Diese starke Personalisierung bei einer EU-Wahl durch gemeinsame Kandidaten ist etwas Neues, hat es so noch nicht gegeben (und ist in den Wahlordnungen eigentlich auch nicht vorgesehen). Sie verschafft den Parteifamilien aus den 28 Mitgliedstaaten aber ein zusätzliches Profil, gibt ihren Programmen ein Gesicht, weshalb man sich in einer freiwilligen Vereinbarung darauf verständigt hat.

Zweite TV-Runde

Eine zusätzliche Würze bekommt das Ganze, weil der Gewinner der Wahl quasi automatisch im Plenum des EU-Parlaments zum neuen Präsidenten der EU-Kommission gewählt werden soll.
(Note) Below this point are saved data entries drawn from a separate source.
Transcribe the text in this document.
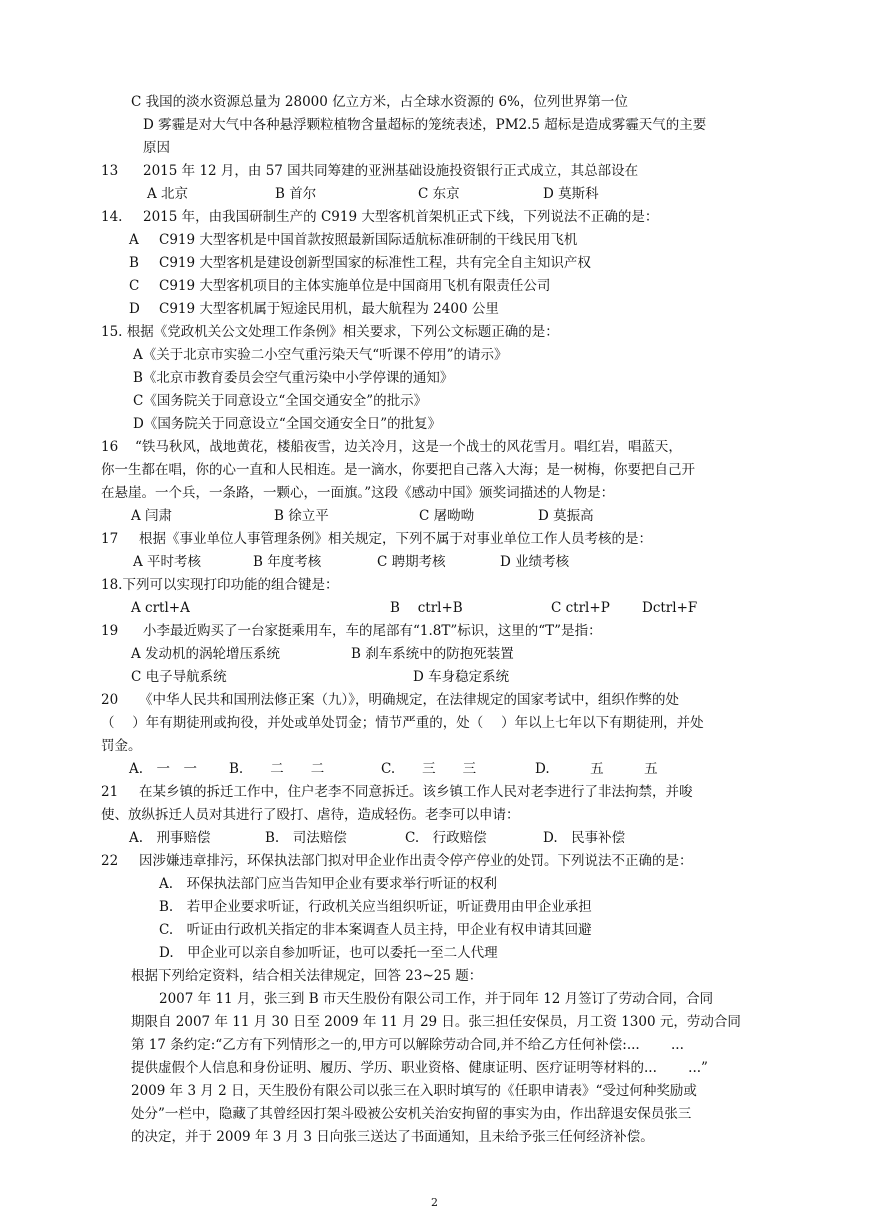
C 我国的淡水资源总量为 28000 亿立方米，占全球水资源的 6%，位列世界第一位
D 雾霾是对大气中各种悬浮颗粒植物含量超标的笼统表述，PM2.5 超标是造成雾霾天气的主要
原因
13 2015 年 12 月，由 57 国共同筹建的亚洲基础设施投资银行正式成立，其总部设在
A 北京	B 首尔	C 东京	D 莫斯科
14. 2015 年，由我国研制生产的 C919 大型客机首架机正式下线，下列说法不正确的是：
A C919 大型客机是中国首款按照最新国际适航标准研制的干线民用飞机
B C919 大型客机是建设创新型国家的标准性工程，共有完全自主知识产权
C C919 大型客机项目的主体实施单位是中国商用飞机有限责任公司
D C919 大型客机属于短途民用机，最大航程为 2400 公里
15. 根据《党政机关公文处理工作条例》相关要求，下列公文标题正确的是：
A《关于北京市实验二小空气重污染天气“听课不停用”的请示》
B《北京市教育委员会空气重污染中小学停课的通知》
C《国务院关于同意设立“全国交通安全”的批示》
D《国务院关于同意设立“全国交通安全日”的批复》
16 “铁马秋风，战地黄花，楼船夜雪，边关冷月，这是一个战士的风花雪月。唱红岩，唱蓝天，
你一生都在唱，你的心一直和人民相连。是一滴水，你要把自己落入大海；是一树梅，你要把自己开
在悬崖。一个兵，一条路，一颗心，一面旗。”这段《感动中国》颁奖词描述的人物是：
A 闫肃	B 徐立平	C 屠呦呦	D 莫振高
17 根据《事业单位人事管理条例》相关规定，下列不属于对事业单位工作人员考核的是：
A 平时考核	B 年度考核	C 聘期考核	D 业绩考核
18.下列可以实现打印功能的组合键是：
A crtl+A	B　 ctrl+B	C ctrl+P Dctrl+F
19 小李最近购买了一台家挺乘用车，车的尾部有“1.8T”标识，这里的“T”是指：
A 发动机的涡轮增压系统	B 刹车系统中的防抱死装置
C 电子导航系统	D 车身稳定系统
20 《中华人民共和国刑法修正案（九）》，明确规定，在法律规定的国家考试中，组织作弊的处
（　 ）年有期徒刑或拘役，并处或单处罚金；情节严重的，处（　 ）年以上七年以下有期徒刑，并处
罚金。
A.　一　一 B.　　二　　二	C.　　三　　三	D.　　　五　　　五
21 在某乡镇的拆迁工作中，住户老李不同意拆迁。该乡镇工作人民对老李进行了非法拘禁，并唆
使、放纵拆迁人员对其进行了殴打、虐待，造成轻伤。老李可以申请：
A.　刑事赔偿	B.　司法赔偿	C.　行政赔偿	D.　民事补偿
22 因涉嫌违章排污，环保执法部门拟对甲企业作出责令停产停业的处罚。下列说法不正确的是：
A.　环保执法部门应当告知甲企业有要求举行听证的权利
B.　若甲企业要求听证，行政机关应当组织听证，听证费用由甲企业承担
C.　听证由行政机关指定的非本案调查人员主持，甲企业有权申请其回避
D.　甲企业可以亲自参加听证，也可以委托一至二人代理
根据下列给定资料，结合相关法律规定，回答 23~25 题：
2007 年 11 月，张三到 B 市天生股份有限公司工作，并于同年 12 月签订了劳动合同，合同
期限自 2007 年 11 月 30 日至 2009 年 11 月 29 日。张三担任安保员，月工资 1300 元，劳动合同
第 17 条约定:“乙方有下列情形之一的,甲方可以解除劳动合同,并不给乙方任何补偿:...　　 ...
提供虚假个人信息和身份证明、履历、学历、职业资格、健康证明、医疗证明等材料的...　　 ...”
2009 年 3 月 2 日，天生股份有限公司以张三在入职时填写的《任职申请表》“受过何种奖励或
处分”一栏中，隐藏了其曾经因打架斗殴被公安机关治安拘留的事实为由，作出辞退安保员张三
的决定，并于 2009 年 3 月 3 日向张三送达了书面通知，且未给予张三任何经济补偿。
2
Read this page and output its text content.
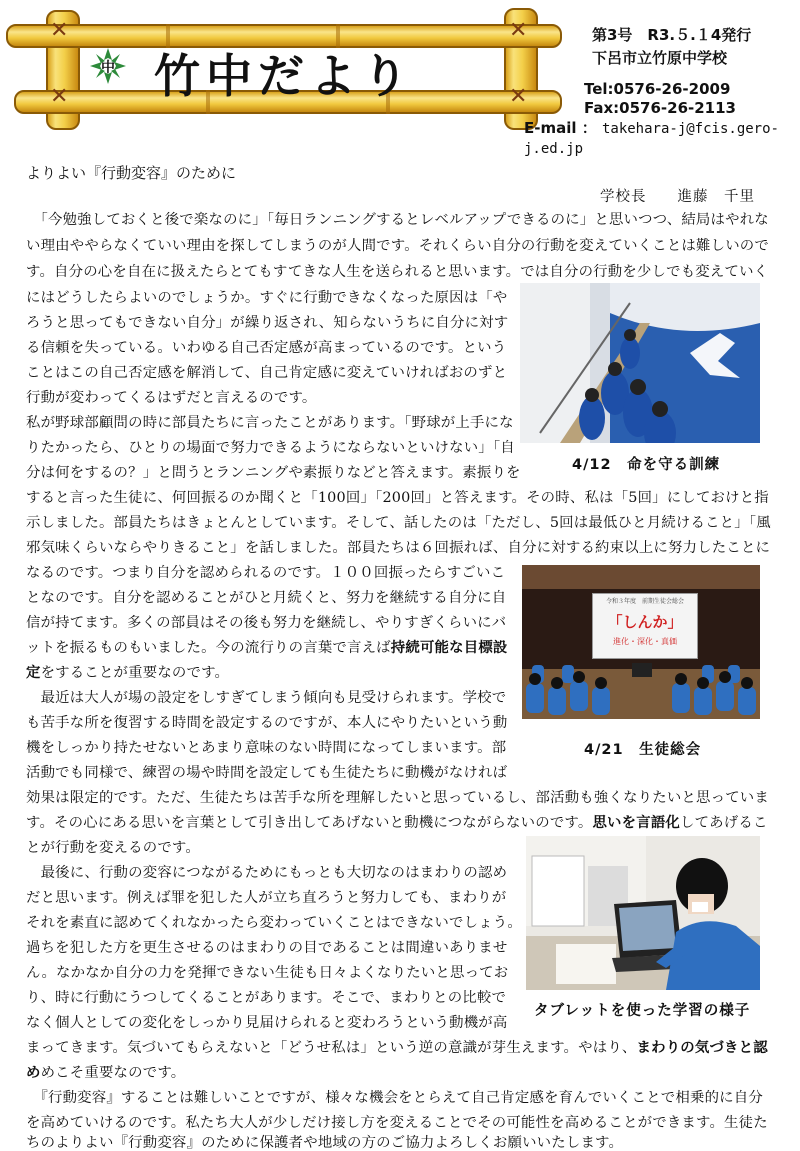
✕	✕
✕	✕
中 竹中だより
第3号　R3.５.１4発行
下呂市立竹原中学校
Tel:0576-26-2009
Fax:0576-26-2113
E-mail ： takehara-j@fcis.gero-j.ed.jp
よりよい『行動変容』のために
学校長　　進藤　千里
　「今勉強しておくと後で楽なのに」「毎日ランニングするとレベルアップできるのに」と思いつつ、結局はやれな
い理由ややらなくていい理由を探してしまうのが人間です。それくらい自分の行動を変えていくことは難しいので
す。自分の心を自在に扱えたらとてもすてきな人生を送られると思います。では自分の行動を少しでも変えていく
にはどうしたらよいのでしょうか。すぐに行動できなくなった原因は「や
ろうと思ってもできない自分」が繰り返され、知らないうちに自分に対す
る信頼を失っている。いわゆる自己否定感が高まっているのです。という
ことはこの自己否定感を解消して、自己肯定感に変えていければおのずと
行動が変わってくるはずだと言えるのです。
私が野球部顧問の時に部員たちに言ったことがあります。「野球が上手にな
りたかったら、ひとりの場面で努力できるようにならないといけない」「自
分は何をするの？」と問うとランニングや素振りなどと答えます。素振りを
すると言った生徒に、何回振るのか聞くと「100回」「200回」と答えます。その時、私は「5回」にしておけと指
示しました。部員たちはきょとんとしています。そして、話したのは「ただし、5回は最低ひと月続けること」「風
邪気味くらいならやりきること」を話しました。部員たちは６回振れば、自分に対する約束以上に努力したことに
なるのです。つまり自分を認められるのです。１００回振ったらすごいこ
となのです。自分を認めることがひと月続くと、努力を継続する自分に自
信が持てます。多くの部員はその後も努力を継続し、やりすぎくらいにバ
ットを振るものもいました。今の流行りの言葉で言えば持続可能な目標設
定をすることが重要なのです。
　最近は大人が場の設定をしすぎてしまう傾向も見受けられます。学校で
も苦手な所を復習する時間を設定するのですが、本人にやりたいという動
機をしっかり持たせないとあまり意味のない時間になってしまいます。部
活動でも同様で、練習の場や時間を設定しても生徒たちに動機がなければ
効果は限定的です。ただ、生徒たちは苦手な所を理解したいと思っているし、部活動も強くなりたいと思っていま
す。その心にある思いを言葉として引き出してあげないと動機につながらないのです。思いを言語化してあげるこ
とが行動を変えるのです。
　最後に、行動の変容につながるためにもっとも大切なのはまわりの認め
だと思います。例えば罪を犯した人が立ち直ろうと努力しても、まわりが
それを素直に認めてくれなかったら変わっていくことはできないでしょう。
過ちを犯した方を更生させるのはまわりの目であることは間違いありませ
ん。なかなか自分の力を発揮できない生徒も日々よくなりたいと思ってお
り、時に行動にうつしてくることがあります。そこで、まわりとの比較で
なく個人としての変化をしっかり見届けられると変わろうという動機が高
まってきます。気づいてもらえないと「どうせ私は」という逆の意識が芽生えます。やはり、まわりの気づきと認
めめこそ重要なのです。
　『行動変容』することは難しいことですが、様々な機会をとらえて自己肯定感を育んでいくことで相乗的に自分
を高めていけるのです。私たち大人が少しだけ接し方を変えることでその可能性を高めることができます。生徒た
ちのよりよい『行動変容』のために保護者や地域の方のご協力よろしくお願いいたします。
4/12　命を守る訓練
令和３年度　前期生徒会総会
「しんか」
進化・深化・真価
4/21　生徒総会
タブレットを使った学習の様子
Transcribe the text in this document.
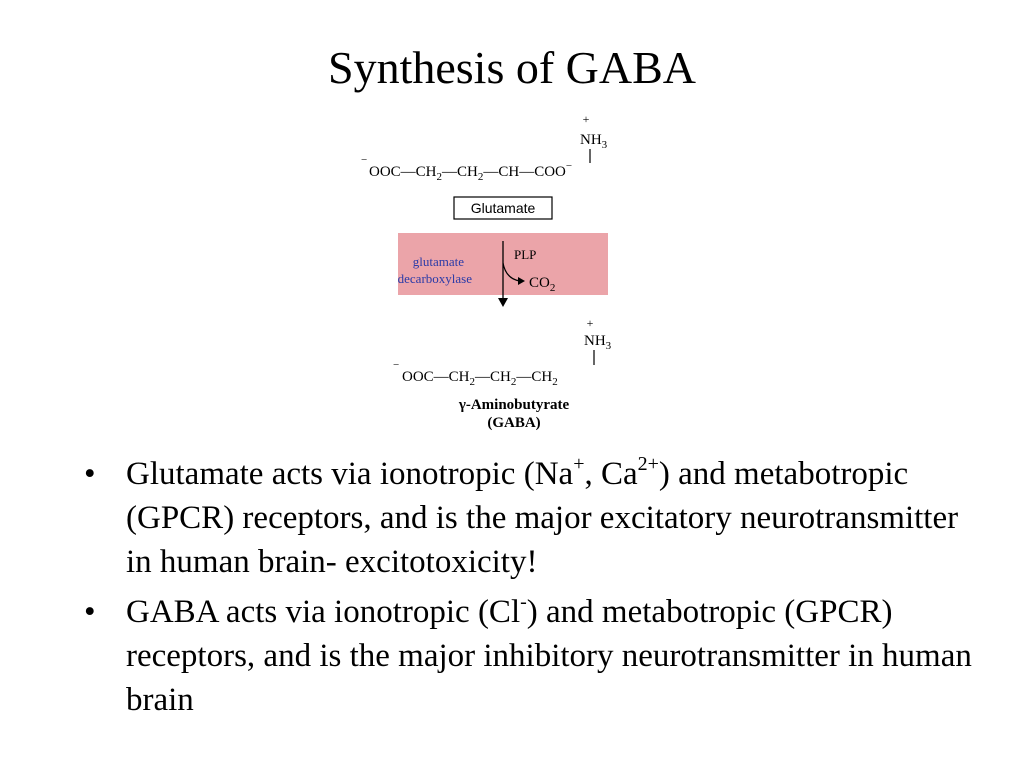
Synthesis of GABA
+
$NH_3$
−
$OOC—CH_2—CH_2—CH—COO^-$
Glutamate
glutamate
decarboxylase
PLP
$CO_2$
+
$NH_3$
−
$OOC—CH_2—CH_2—CH_2$
γ-Aminobutyrate
(GABA)
• Glutamate acts via ionotropic (Na+, $Ca^{2+}$) and metabotropic (GPCR) receptors, and is the major excitatory neurotransmitter in human brain- excitotoxicity!
• GABA acts via ionotropic (Cl-) and metabotropic (GPCR) receptors, and is the major inhibitory neurotransmitter in human brain
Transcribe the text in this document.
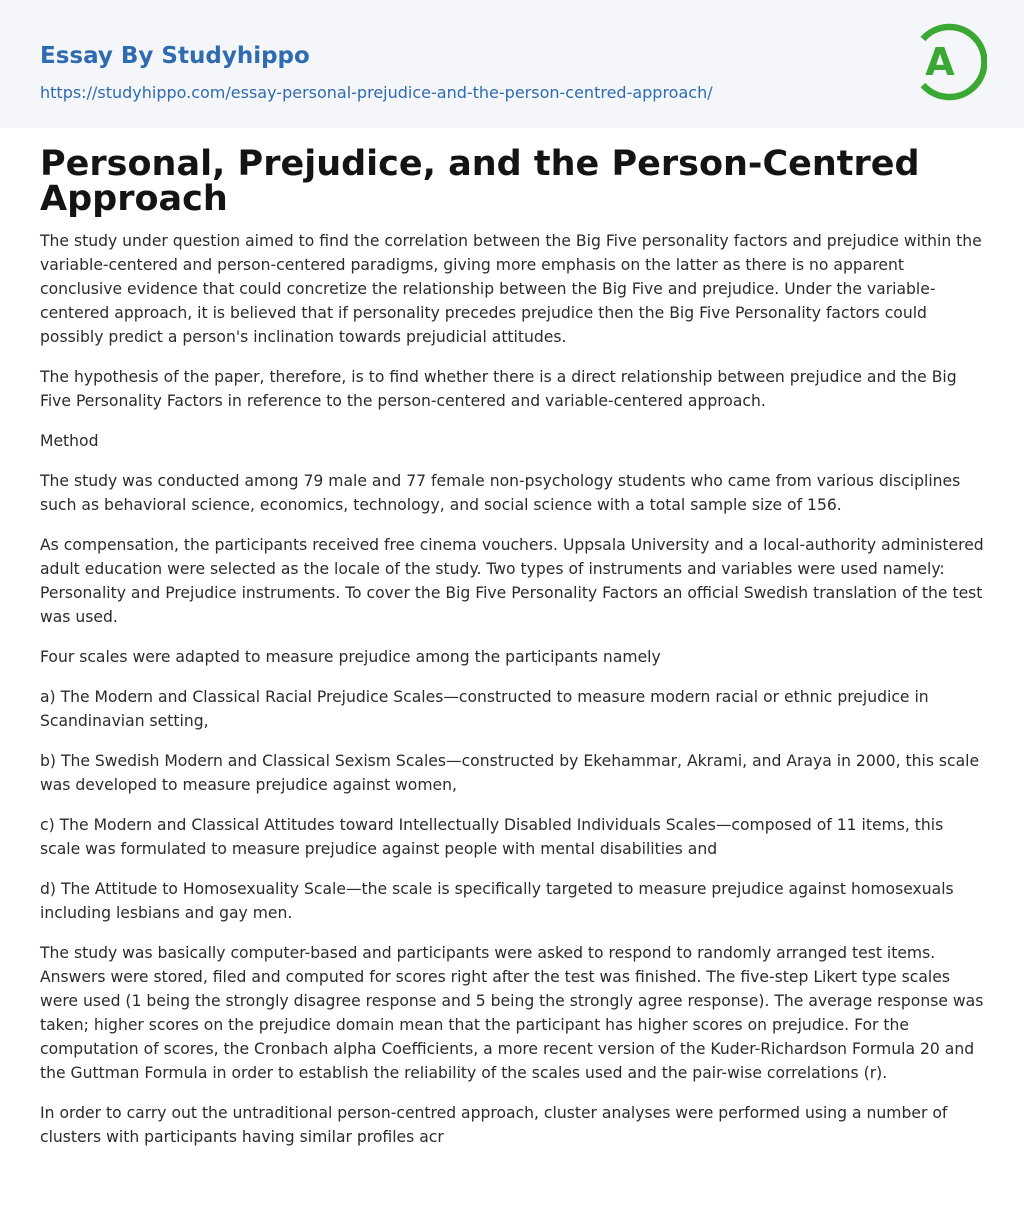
Essay By Studyhippo
https://studyhippo.com/essay-personal-prejudice-and-the-person-centred-approach/
A
Personal, Prejudice, and the Person-Centred Approach

The study under question aimed to find the correlation between the Big Five personality factors and prejudice within the variable-centered and person-centered paradigms, giving more emphasis on the latter as there is no apparent conclusive evidence that could concretize the relationship between the Big Five and prejudice. Under the variable-centered approach, it is believed that if personality precedes prejudice then the Big Five Personality factors could possibly predict a person's inclination towards prejudicial attitudes.

The hypothesis of the paper, therefore, is to find whether there is a direct relationship between prejudice and the Big Five Personality Factors in reference to the person-centered and variable-centered approach.

Method

The study was conducted among 79 male and 77 female non-psychology students who came from various disciplines such as behavioral science, economics, technology, and social science with a total sample size of 156.

As compensation, the participants received free cinema vouchers. Uppsala University and a local-authority administered adult education were selected as the locale of the study. Two types of instruments and variables were used namely: Personality and Prejudice instruments. To cover the Big Five Personality Factors an official Swedish translation of the test was used.

Four scales were adapted to measure prejudice among the participants namely

a) The Modern and Classical Racial Prejudice Scales—constructed to measure modern racial or ethnic prejudice in Scandinavian setting,

b) The Swedish Modern and Classical Sexism Scales—constructed by Ekehammar, Akrami, and Araya in 2000, this scale was developed to measure prejudice against women,

c) The Modern and Classical Attitudes toward Intellectually Disabled Individuals Scales—composed of 11 items, this scale was formulated to measure prejudice against people with mental disabilities and

d) The Attitude to Homosexuality Scale—the scale is specifically targeted to measure prejudice against homosexuals including lesbians and gay men.

The study was basically computer-based and participants were asked to respond to randomly arranged test items. Answers were stored, filed and computed for scores right after the test was finished. The five-step Likert type scales were used (1 being the strongly disagree response and 5 being the strongly agree response). The average response was taken; higher scores on the prejudice domain mean that the participant has higher scores on prejudice. For the computation of scores, the Cronbach alpha Coefficients, a more recent version of the Kuder-Richardson Formula 20 and the Guttman Formula in order to establish the reliability of the scales used and the pair-wise correlations (r).

In order to carry out the untraditional person-centred approach, cluster analyses were performed using a number of clusters with participants having similar profiles acr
An sich haben die Staats- und Regierungschefs gemäß EU-Vertrag das Nominierungsrecht. Aber in Brüssel geht inzwischen niemand mehr davon aus, dass sie sich über ein Wählervotum hinwegsetzen können.

Die EU-Wahl wird also nicht nur über die (ideologischen) Mehrheiten in Straßburg entscheiden, sondern auch über die Spitze der EU-Kommission. In einer zweiten TV-Runde ganz kurz vor der Wahl soll es daher zu einer Direktkonfrontation der Spitzen der größten Fraktionen kommen, EVP und S&D: Man wird sich also auf ein Duell Schulz gegen Juncker oder Schulz gegen Barnier einstellen können. Dombrovskis hat nur Außenseiterchancen.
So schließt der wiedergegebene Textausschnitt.